Монах - [114]
— Я не уличная женщина, Амбросио! — сказала она ему, когда, изнывая от похоти, он потребовал ее милостей с особой настойчивостью. — Теперь я всего лишь твой друг и твоей любовницей не буду. А потому не добивайся от меня удовлетворения своих желаний, не наноси мне этого оскорбления. Пока твое сердце было моим, я гордилась твоими объятиями. Но это счастливое время безвозвратно миновало. Ты стал равнодушен ко мне и ищешь насладиться мной по необходимости, а не из любви. И я не могу уступить столь унизительной для меня просьбе.
Внезапно лишившись плотских радостей, которые привычка уже сделала для него необходимостью, монах сильно страдал из-за вынужденного от них отказа. По природе склонный потакать своей чувственности, он в расцвете мужества с неутолимым жаром в крови стал ее рабом, похоть в нем обрела вид безумия. От его любви к Антонии сохранялись лишь самые грубые частицы. Он жаждал обладать телом Антонии, и даже угрюмый мрак склепа, мертвая тишина кругом и сопротивление, которого он ожидал от нее, — все словно только придавало его бешеным и необузданным желаниям новую остроту.
Постепенно он ощутил, что прижатая к нему грудь исполняется живым теплом. Сердце Антонии снова билось, кровь быстрее заструилась в жилах, губы затрепетали. Наконец она открыла глаза, но действие сильного снотворного еще не совсем прошло, и ее веки вновь смежились. Амбросио не отрывал от нее взгляда, подмечая малейшее изменение. Убедившись, что жизнь полностью к ней вернулась, он в экстазе прижал ее к груди и прильнул губами к ее устам.
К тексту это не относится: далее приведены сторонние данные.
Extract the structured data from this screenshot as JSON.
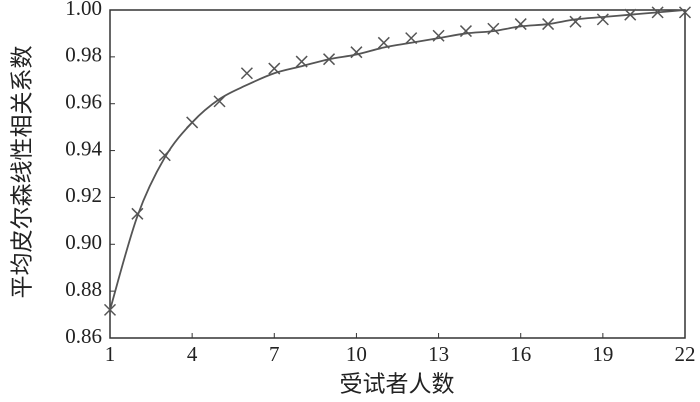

Этого резкого движения оказалось достаточно, чтобы разогнать опиумный туман, который еще омрачал мысли Антонии. Она приподнялась и в тревоге посмотрела по сторонам. Окружавшие ее зловещие предметы вызвали у нее тягостное замешательство. Она прижала ладонь к голове, словно пытаясь успокоить расстроенное воображение. Затем опустила руку и вторично обвела склеп взглядом. Глаза ее остановились на лице аббата.
— Где я? — спросила она внезапно. — Как я попала сюда? Где матушка? Мне почудилось, что я ее вижу! О, сон, страшный, ужасный сон сказал мне… Но где я? Пустите меня! Я не могу оставаться тут!
Она попыталась встать, но монах удержал ее.
— Успокойся, прелестная Антония! — сказал он. — Тебе не грозит никакая опасность. Доверься мне. Почему ты так на меня смотришь? Или ты не узнаешь меня? Не узнаешь своего друга? Амбросио?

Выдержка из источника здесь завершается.